Hamburg. Das Stück im Thalia in der Gaußstraße widmet sich der Zeit des Eisernen Vorhangs – eine Hommage an die russischen Hippies.
Putin lächelt bereits milde zwischen Jim Morrison und Jim Hendrix von einem Wandbild. Ein anderer fehlt noch. Schließlich wird auch das Gemälde Donald Trumps, kostümiert als Country-Schnulzen-Sänger, an der gegenüberliegenden Wand platziert. Was Putin angeht: Den Ikonen der 1968er-Bewegung und des legendären dreitägigen Woodstock-Konzertes 1969 in Bundesstaat New York huldigt hier ein Land, das hinter dem Eisernen Vorhang des Kalten Krieges jene Helden gar nicht kennen durfte – offiziell zumindest.

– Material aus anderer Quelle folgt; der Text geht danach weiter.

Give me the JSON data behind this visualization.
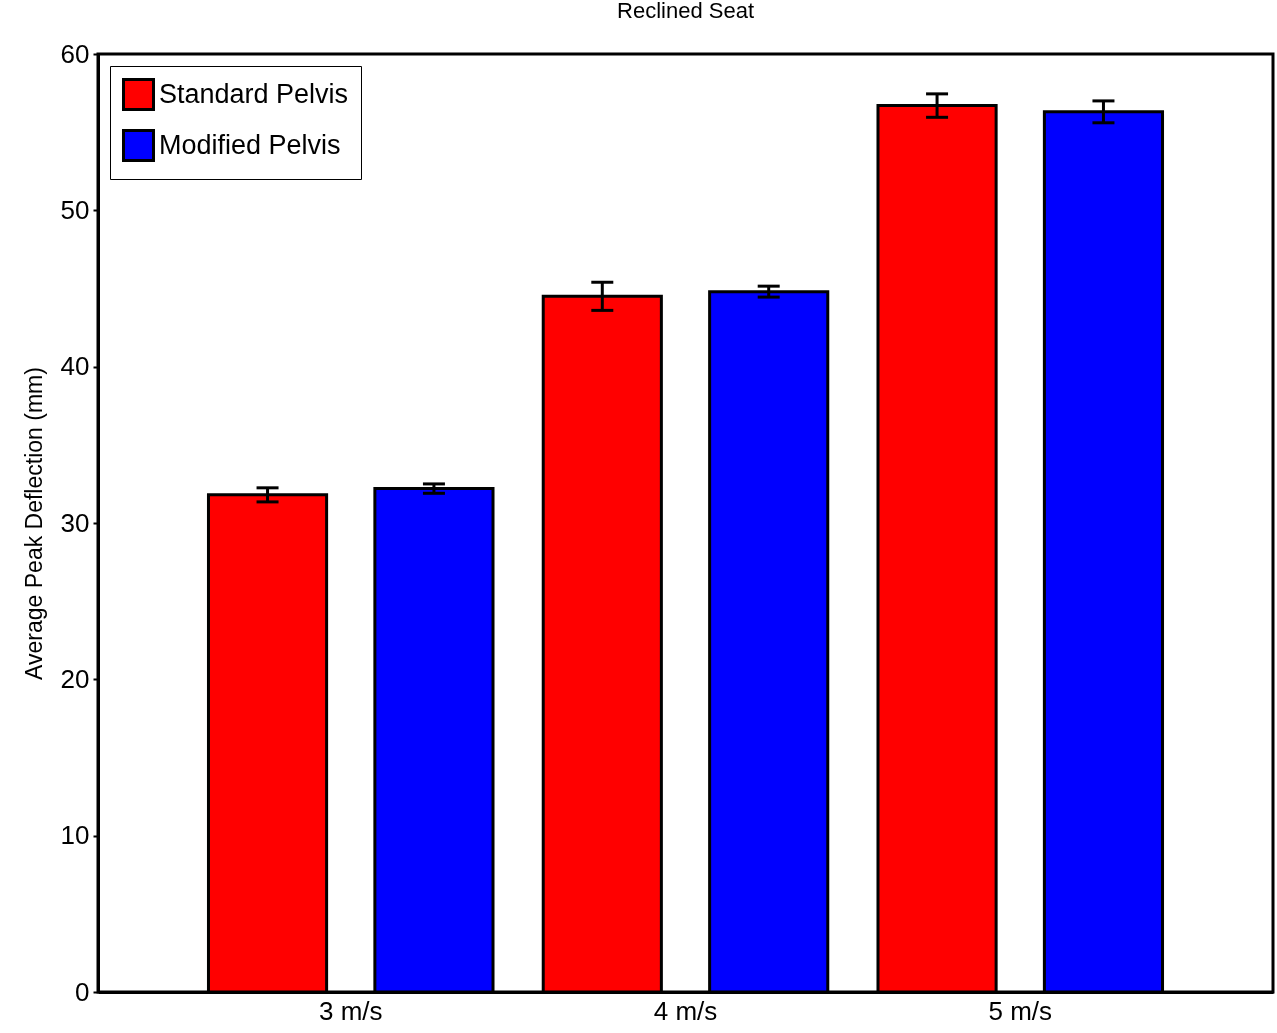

In „Checkpoint Woodstock“, dem Stück der russischen Theatermacherin Marina Davydova, eröffnen ein übernervöser Merlin Sandmayer und eine selbstbewusste Sonya Levin als amerikanisch-russisches Moderatoren-Duo ein Museum im Moskau der Gegenwart, das so in der Realität niemals existieren würde. Aber das ist der Clou der leichtfüßig beginnenden und dann doch ins Ernste kippenden Satire, die jetzt im Thalia in der Gaußstraße zur Uraufführung kam.
Köstliche Grußnoten von Putin und Trump
Vor dem silbrig glänzenden Vorhang (Bühne und Kostüme: Zinovy Margolin) schenkt Victor Gonzales Softdrinks an die erste Zuschauerreihe aus. Vladimir Rannev stimmt erst ein John-Lennon-Medley und dann Tschaikowski am verstimmten Flügel an, wozu Levin in ihrem Uniform-Kostüm einen bühnenreifen Schwanensee-Tanz hinlegt. Russisches Heldenpathos wird in Filmeinspielungen einer von LSD schwärmenden Lehrerin genauso persifliert wie der bäuerliche amerikanische Stumpfsinn mit „Imagine“ brummenden Fahnenschwenkern.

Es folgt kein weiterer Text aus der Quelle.